Q143 Chair: No. I am sorry. My point is that if, as a commissioner, you have to have A&E and you have the power to defend whatever is required to deliver A&E, why do you need a power to designate?

Dr Bennett: On the designation question, the issue there is what happens if the provider of the service is the only provider of that particular service that is available to its local community but the provider gets into difficulty. Designation is all about making sure that there is continuity of the provision of the service even if the provider themselves gets into difficulty where there is no alternative provider.

On the integrated care for A&E, yes, there are similarities. I think the critical issue is where you draw the boundaries. If you finish up in a situation where you define the boundaries around A&E as being the whole of the DGH, then you have somewhat frustrated the policy, but I don’t think that should be necessary.

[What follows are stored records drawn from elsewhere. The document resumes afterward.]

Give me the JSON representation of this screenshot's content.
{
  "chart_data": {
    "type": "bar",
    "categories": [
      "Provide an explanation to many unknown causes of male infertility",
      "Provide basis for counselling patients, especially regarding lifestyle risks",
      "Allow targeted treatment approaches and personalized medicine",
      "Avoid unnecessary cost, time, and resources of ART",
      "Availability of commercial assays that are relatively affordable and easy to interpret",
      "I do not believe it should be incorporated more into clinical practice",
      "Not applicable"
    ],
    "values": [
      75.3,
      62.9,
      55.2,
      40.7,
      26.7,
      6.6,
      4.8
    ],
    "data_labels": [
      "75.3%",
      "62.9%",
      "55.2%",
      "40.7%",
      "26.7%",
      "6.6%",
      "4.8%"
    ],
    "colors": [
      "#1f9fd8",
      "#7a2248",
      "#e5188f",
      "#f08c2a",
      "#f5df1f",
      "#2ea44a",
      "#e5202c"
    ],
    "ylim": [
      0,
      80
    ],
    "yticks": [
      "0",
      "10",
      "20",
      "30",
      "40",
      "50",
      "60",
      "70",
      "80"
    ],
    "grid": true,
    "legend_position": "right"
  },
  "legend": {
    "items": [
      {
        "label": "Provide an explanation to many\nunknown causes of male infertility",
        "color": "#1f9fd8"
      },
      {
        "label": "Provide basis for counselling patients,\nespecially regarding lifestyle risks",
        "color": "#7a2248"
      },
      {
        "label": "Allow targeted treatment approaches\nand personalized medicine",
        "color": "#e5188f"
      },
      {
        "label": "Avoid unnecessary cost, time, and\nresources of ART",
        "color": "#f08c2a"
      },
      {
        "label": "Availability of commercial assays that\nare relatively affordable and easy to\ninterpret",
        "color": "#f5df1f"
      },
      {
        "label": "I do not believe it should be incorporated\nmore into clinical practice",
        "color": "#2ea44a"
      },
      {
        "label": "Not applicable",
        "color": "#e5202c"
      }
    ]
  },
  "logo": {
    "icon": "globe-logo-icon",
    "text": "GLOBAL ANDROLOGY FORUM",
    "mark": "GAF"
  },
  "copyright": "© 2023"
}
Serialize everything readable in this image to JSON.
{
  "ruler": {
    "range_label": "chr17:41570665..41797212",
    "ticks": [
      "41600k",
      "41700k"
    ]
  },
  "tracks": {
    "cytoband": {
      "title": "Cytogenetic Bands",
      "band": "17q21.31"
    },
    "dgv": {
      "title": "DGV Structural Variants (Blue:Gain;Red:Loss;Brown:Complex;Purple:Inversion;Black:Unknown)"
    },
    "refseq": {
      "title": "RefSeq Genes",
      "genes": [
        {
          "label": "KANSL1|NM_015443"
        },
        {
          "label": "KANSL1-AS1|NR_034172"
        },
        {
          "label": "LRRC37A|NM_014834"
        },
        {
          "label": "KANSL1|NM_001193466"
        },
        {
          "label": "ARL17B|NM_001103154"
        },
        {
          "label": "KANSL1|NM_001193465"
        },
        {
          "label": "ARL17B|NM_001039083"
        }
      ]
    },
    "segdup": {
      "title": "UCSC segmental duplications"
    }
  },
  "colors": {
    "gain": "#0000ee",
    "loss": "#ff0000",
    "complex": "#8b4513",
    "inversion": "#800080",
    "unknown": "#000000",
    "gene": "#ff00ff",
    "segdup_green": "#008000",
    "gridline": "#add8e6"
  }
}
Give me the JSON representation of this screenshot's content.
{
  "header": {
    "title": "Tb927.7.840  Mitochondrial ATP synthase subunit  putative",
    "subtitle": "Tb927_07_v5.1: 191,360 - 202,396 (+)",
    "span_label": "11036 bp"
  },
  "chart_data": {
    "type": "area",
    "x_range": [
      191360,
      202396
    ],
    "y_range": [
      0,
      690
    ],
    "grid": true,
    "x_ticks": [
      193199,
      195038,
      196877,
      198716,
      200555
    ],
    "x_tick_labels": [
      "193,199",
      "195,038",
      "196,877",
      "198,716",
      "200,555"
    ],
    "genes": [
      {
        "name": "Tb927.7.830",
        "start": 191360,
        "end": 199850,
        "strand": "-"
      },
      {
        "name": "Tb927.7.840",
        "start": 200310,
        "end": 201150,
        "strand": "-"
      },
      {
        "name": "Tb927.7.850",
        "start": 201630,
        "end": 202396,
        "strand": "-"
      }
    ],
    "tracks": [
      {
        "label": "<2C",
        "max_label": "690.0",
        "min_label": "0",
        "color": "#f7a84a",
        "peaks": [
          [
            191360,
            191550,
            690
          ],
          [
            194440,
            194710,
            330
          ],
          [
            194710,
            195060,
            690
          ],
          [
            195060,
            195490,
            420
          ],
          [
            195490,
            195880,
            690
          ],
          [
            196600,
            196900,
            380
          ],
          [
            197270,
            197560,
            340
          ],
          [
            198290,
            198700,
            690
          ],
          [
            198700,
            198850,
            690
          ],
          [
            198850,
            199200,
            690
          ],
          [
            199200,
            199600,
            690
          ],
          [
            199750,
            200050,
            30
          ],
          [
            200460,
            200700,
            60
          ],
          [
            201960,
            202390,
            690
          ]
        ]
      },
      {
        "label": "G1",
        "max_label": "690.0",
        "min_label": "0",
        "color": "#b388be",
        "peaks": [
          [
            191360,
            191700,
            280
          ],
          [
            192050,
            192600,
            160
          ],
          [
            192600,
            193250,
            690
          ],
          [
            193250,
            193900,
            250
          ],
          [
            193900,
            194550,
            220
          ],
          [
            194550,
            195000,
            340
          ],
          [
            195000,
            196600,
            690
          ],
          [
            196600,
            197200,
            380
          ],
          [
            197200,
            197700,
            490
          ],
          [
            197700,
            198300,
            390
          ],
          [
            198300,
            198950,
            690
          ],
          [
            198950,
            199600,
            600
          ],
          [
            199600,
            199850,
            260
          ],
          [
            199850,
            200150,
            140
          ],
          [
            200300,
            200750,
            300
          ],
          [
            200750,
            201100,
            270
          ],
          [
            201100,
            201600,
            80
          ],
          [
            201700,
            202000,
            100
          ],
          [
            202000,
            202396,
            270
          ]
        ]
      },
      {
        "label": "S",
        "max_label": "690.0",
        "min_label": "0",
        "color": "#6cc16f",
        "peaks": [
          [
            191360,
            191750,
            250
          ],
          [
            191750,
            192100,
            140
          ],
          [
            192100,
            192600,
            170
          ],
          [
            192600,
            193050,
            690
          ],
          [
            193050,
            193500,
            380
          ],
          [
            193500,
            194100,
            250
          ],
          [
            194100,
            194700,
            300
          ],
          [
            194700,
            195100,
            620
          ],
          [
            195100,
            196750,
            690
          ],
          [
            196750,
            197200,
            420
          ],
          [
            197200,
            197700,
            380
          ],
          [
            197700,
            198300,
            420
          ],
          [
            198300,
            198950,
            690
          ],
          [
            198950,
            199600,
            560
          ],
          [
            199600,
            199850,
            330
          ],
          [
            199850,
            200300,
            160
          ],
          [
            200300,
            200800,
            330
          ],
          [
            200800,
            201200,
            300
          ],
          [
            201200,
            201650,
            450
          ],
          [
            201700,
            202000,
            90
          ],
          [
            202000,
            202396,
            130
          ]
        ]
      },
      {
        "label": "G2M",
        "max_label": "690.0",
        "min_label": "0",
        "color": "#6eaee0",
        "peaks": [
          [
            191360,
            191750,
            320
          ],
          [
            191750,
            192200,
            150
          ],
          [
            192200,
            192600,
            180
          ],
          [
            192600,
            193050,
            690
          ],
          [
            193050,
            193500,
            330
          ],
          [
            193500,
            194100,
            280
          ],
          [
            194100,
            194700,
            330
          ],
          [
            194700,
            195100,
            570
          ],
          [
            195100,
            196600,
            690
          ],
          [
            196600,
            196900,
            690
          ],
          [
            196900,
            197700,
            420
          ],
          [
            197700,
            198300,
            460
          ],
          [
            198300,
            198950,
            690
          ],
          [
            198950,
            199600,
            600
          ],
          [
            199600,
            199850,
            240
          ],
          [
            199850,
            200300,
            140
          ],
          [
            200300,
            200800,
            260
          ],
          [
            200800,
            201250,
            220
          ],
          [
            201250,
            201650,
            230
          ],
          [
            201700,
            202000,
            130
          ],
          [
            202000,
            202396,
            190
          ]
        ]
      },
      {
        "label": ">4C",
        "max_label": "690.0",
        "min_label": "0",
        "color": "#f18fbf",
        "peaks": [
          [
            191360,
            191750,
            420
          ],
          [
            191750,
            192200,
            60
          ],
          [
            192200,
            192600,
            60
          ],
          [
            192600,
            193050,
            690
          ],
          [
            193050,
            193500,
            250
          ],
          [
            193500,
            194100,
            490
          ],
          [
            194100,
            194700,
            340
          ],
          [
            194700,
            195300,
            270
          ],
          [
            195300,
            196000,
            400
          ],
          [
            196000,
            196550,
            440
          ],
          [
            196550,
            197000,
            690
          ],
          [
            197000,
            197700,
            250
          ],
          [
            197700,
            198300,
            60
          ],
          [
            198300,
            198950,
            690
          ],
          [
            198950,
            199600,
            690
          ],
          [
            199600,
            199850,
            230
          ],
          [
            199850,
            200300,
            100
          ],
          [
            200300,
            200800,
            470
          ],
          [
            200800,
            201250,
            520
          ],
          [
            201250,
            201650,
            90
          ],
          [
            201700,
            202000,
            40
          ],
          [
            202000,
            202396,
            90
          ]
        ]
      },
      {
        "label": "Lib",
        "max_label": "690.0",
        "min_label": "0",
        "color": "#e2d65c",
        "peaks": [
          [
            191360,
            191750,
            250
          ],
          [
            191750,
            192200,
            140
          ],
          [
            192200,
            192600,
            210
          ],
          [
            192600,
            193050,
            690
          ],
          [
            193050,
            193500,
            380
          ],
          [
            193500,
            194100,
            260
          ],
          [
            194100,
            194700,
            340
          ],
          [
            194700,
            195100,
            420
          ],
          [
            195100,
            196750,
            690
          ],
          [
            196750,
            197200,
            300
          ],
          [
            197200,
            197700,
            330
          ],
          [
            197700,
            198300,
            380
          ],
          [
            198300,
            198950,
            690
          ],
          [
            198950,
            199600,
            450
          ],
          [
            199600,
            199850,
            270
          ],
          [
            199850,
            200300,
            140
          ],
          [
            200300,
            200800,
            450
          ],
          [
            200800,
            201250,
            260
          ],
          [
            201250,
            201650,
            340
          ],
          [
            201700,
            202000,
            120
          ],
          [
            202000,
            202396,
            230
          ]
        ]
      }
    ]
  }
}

Dr David Bennett is head of Monitor and is NOT a medical doctor.




"Whatever the benefits of the purchaser/provider split, it has led to an increase in transaction costs, notably management and administration costs. Research commissioned by the DH but not published by it estimated these to be as high as 14% of total NHS costs. We are dismayed that the Department has not provided us with clear and consistent data on transaction costs; the suspicion must remain that the DH does not want the full story to be revealed. We were appalled that four of the most senior civil servants in the Department of Health were unable to give us accurate figures for staffing levels and costs dedicated to commissioning and billing in PCTs and provider NHS trusts. We recommend that this deficiency be addressed immediately. The Department must agree definitions of staff, such as management and administrative overheads, and stick to them so that comparisons can be made over time."

                                                  House of Commons


See Prof Waxman in an earlier post:

The internal market’s billing system is not only costly and bureaucratic, the theory that underpins it is absurd. Why should a bill for the treatment of a patient go out to Oldham orOxford, when it is not Oldham or Oxford that pays the bill — there is only one person that picks up the tab: the taxpayer, you and me.

…….Instead let them help the NHS do what it does best — treat patients, and do so efficiently and economically without the crucifying expense and ridiculous parody of competition.